Page 71 of Ex Marks the Spot

I grew up believing I’d been cursed by Isaac Newton.

I realize this sounds ridiculous but stay with me.

My mom was a science teacher and loved showing us that science is everywhere. The grocery store. The bathtub. The airport. Great Smoky Mountains National Park. While other kids were listening to superhero stories before bed, Mom was reading Magic School Bus books. I could tell you who Marie Curie was before I knew how to tie my shoes.

In elementary school, she started talking about this guy named Isaac Newton who saw an apple fall from a tree and used that to basically change the world. When I got older, she told me all about his laws of motion and how they applied to everyday life. She was big on that stuff—connecting lessons to things we did on a daily basis so we’d remember them—and it worked.

It was also annoying.

I mean, sometimes a kid just wants to play baseball without hearing about inertia and acceleration and all the other things some dead guy wrote about three hundred years ago. Especially when there were more important things to discuss with his teammates, like whether Eliza Van Allen was wearing a real bra and who had the newest cheat codes toIntergalactic Apocalypse Three.
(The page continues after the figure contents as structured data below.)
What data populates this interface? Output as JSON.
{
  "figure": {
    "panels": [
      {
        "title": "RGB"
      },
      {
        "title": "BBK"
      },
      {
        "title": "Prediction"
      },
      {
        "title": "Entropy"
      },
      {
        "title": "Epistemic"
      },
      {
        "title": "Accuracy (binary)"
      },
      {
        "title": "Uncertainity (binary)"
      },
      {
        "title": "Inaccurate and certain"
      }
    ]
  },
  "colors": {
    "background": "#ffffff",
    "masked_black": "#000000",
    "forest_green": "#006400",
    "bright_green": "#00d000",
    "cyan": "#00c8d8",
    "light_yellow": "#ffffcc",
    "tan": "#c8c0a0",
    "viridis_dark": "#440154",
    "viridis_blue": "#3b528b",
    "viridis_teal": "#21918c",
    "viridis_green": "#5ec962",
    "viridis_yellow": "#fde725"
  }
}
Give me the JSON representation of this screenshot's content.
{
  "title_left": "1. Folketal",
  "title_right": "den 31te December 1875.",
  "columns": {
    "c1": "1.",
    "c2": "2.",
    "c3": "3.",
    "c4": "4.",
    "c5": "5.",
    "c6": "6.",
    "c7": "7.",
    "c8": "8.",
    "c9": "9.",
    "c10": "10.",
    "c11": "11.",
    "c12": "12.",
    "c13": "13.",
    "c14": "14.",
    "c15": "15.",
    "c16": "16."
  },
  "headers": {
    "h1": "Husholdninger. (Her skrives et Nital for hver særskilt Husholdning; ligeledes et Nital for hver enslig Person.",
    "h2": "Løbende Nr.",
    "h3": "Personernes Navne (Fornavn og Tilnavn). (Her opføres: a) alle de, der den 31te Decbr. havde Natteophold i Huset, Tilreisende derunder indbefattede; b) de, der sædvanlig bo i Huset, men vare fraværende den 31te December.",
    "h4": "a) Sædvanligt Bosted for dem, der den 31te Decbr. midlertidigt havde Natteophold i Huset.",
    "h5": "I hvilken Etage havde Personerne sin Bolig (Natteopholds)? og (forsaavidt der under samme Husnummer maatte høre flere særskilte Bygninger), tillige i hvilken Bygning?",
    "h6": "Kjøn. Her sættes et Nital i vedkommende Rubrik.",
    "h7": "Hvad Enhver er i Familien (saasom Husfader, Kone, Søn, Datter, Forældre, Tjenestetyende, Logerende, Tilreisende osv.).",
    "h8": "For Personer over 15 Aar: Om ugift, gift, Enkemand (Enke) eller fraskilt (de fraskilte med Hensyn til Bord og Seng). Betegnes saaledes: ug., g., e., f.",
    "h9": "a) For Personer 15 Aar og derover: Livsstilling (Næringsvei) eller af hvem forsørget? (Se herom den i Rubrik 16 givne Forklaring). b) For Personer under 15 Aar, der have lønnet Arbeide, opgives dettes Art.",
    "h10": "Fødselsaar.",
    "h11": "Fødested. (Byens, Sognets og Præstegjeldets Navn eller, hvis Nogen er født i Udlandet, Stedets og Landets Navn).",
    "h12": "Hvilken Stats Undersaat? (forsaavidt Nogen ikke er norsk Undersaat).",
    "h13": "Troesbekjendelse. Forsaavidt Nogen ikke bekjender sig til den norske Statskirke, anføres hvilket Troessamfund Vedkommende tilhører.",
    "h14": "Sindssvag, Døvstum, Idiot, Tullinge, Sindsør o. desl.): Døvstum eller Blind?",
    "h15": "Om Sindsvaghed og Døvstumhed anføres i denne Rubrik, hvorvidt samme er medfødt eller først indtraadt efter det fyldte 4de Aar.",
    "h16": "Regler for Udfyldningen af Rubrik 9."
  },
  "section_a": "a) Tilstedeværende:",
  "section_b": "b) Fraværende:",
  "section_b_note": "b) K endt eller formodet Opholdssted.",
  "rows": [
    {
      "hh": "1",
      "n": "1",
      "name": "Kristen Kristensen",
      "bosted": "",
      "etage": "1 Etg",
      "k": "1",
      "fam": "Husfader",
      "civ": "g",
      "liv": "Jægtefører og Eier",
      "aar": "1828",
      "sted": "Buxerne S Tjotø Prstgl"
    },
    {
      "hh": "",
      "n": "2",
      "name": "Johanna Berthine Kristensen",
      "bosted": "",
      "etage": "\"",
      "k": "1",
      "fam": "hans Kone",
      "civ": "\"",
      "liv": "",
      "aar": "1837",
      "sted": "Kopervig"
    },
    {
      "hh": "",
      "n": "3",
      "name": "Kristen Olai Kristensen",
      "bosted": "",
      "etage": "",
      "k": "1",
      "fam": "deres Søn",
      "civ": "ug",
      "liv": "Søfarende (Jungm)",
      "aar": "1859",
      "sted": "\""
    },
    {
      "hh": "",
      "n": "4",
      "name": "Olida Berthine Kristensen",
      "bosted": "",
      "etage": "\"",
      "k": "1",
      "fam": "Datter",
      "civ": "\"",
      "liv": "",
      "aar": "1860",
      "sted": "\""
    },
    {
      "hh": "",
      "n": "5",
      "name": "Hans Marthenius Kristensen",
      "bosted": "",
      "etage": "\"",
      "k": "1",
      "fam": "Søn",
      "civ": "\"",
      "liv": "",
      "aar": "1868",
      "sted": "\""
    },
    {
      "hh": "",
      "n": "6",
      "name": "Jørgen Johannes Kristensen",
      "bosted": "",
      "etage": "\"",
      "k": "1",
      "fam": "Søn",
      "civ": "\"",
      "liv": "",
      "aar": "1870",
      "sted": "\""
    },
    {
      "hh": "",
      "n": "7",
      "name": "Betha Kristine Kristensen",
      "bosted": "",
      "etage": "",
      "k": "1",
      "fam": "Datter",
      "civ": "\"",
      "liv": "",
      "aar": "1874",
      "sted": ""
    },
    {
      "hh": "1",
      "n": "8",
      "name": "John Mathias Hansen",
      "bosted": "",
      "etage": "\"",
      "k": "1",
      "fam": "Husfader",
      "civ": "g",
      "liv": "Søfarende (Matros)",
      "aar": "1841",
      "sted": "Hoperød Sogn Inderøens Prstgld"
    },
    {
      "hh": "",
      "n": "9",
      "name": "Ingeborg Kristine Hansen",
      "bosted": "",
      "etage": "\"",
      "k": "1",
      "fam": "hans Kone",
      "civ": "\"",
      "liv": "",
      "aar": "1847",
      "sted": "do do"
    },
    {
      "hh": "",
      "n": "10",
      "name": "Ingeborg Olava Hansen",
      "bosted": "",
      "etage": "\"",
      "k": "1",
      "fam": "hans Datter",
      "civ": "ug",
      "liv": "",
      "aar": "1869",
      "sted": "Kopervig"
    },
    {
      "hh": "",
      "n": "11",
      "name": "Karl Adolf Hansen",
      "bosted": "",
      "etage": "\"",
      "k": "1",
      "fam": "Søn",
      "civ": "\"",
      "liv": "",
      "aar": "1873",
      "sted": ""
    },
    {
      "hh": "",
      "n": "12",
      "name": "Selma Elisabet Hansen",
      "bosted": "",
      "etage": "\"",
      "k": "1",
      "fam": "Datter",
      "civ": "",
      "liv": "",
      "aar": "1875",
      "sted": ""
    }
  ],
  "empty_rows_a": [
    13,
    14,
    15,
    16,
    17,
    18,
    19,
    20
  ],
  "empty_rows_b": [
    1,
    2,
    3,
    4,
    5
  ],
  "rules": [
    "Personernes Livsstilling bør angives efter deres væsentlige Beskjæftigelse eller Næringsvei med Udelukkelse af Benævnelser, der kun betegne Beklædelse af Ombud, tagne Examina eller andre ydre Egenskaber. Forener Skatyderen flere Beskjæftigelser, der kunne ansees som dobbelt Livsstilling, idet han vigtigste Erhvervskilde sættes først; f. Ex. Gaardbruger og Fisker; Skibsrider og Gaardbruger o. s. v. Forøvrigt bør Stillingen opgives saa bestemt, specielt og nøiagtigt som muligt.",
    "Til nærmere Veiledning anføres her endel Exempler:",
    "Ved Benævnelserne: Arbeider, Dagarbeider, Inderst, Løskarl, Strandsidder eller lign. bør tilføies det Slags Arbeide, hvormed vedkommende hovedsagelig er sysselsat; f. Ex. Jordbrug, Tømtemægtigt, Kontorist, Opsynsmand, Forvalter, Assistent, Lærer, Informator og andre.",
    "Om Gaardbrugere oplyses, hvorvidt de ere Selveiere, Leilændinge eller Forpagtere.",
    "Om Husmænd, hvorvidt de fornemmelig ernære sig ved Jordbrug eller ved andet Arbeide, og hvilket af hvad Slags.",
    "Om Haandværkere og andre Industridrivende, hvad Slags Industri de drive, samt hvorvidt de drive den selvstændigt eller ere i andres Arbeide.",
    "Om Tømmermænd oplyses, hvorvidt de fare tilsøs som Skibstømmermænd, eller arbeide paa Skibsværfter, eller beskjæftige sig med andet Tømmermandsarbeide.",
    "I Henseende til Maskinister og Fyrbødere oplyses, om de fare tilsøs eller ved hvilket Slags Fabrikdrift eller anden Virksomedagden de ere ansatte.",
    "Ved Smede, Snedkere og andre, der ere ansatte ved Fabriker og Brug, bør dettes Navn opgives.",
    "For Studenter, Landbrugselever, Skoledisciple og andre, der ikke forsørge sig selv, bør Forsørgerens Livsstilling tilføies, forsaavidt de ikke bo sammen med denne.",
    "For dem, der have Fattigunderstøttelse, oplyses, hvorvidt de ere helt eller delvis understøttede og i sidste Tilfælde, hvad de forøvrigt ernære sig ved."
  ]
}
You know . . . real baseball talk.

So when it was Mom’s turn to work the Gatorade table at practice and she started up on every action having an equal and opposite reaction and that’s how baseballs are hit and blah blah blah, I said, out loud and straight from the diaphragm, “No one gives a shit about Isaac Newton.”

I was thirteen.

And grounded.

And officially in the crosshairs of the Father of Physics himself.

Among the mounds of empirical data I’ve collected over the years, I present the following:

Bobby Gallagher moved away and I finally became the starting pitcher...and then I broke my arm and was out for the rest of the season.

I saved money for almost two years to buy a car...and a week later the transmission died.

I planned a picnic date with my high school girlfriend...and had to ditch everything and drive her to the emergency room when she got stung by a beeand nearly stopped breathing. (She was fine after a dose of epinephrine and some fluids.)

Then there was the time I cooked dinner for a different girlfriend...and we both got food poisoning.

So there you go. Concrete proof of my “every action has an equal and opposite reaction” curse. To be honest, I thought it’d struck again in Dallas because why else would my once-in-a-lifetime chance to win a million dollars rest in the hands of the woman who hated me most? But then things started going well between us, and the possibility of coming in first place didn’t seem so far-fetched anymore.

Which is exactly why I should have seen Isaac Newton coming.

We arrive in the City of a Thousand Minarets just after 10 p.m. Boyd, fresh off a half-dozen hours of sleep, is in a much better mood. Giddy, even, if it’s possible to describe a twenty-nine-year-old man as such.

I can’t say I blame him though.

Cairo is mind-boggling.

There are people everywhere doing all matter of people things—shopping, dining, running errands—even though we’re approaching midnight. Hartley described it as “bustling,” but that’s like calling a tornado “breezy.”

Now we’re looking for a clue box in Khan el-Khalili. Technically, it’s a market in the heart of Cairo, but in reality, it’s more like a sprawling labyrinth of narrow corridors stuffed with cafés, shops, and—you guessed it—more people.

Also, there’s a decent chance we’re already lost.

“Didn’t we just pass this shop?” Treva asks.

Boyd hooks a thumb over his shoulder. “I think that was the other lantern vendor back there.”

“It still feels like we’re going in circles though.”

“I wish we had a map,” Hartley says, craning her neck over the crowd.

“The producers are probably counting on the fact that we don’t.” We’ve only been here for twenty minutes so it’s not time to panic yet, but it is becoming obvious that we’re essentially searching for a needle in a haystack. For all we know, we walked right by the clue box and didn’t see it because the corridors are so packed. “What does our clue say again?”

Hartley unzips her fanny pack and removes the blue-and-orange envelope.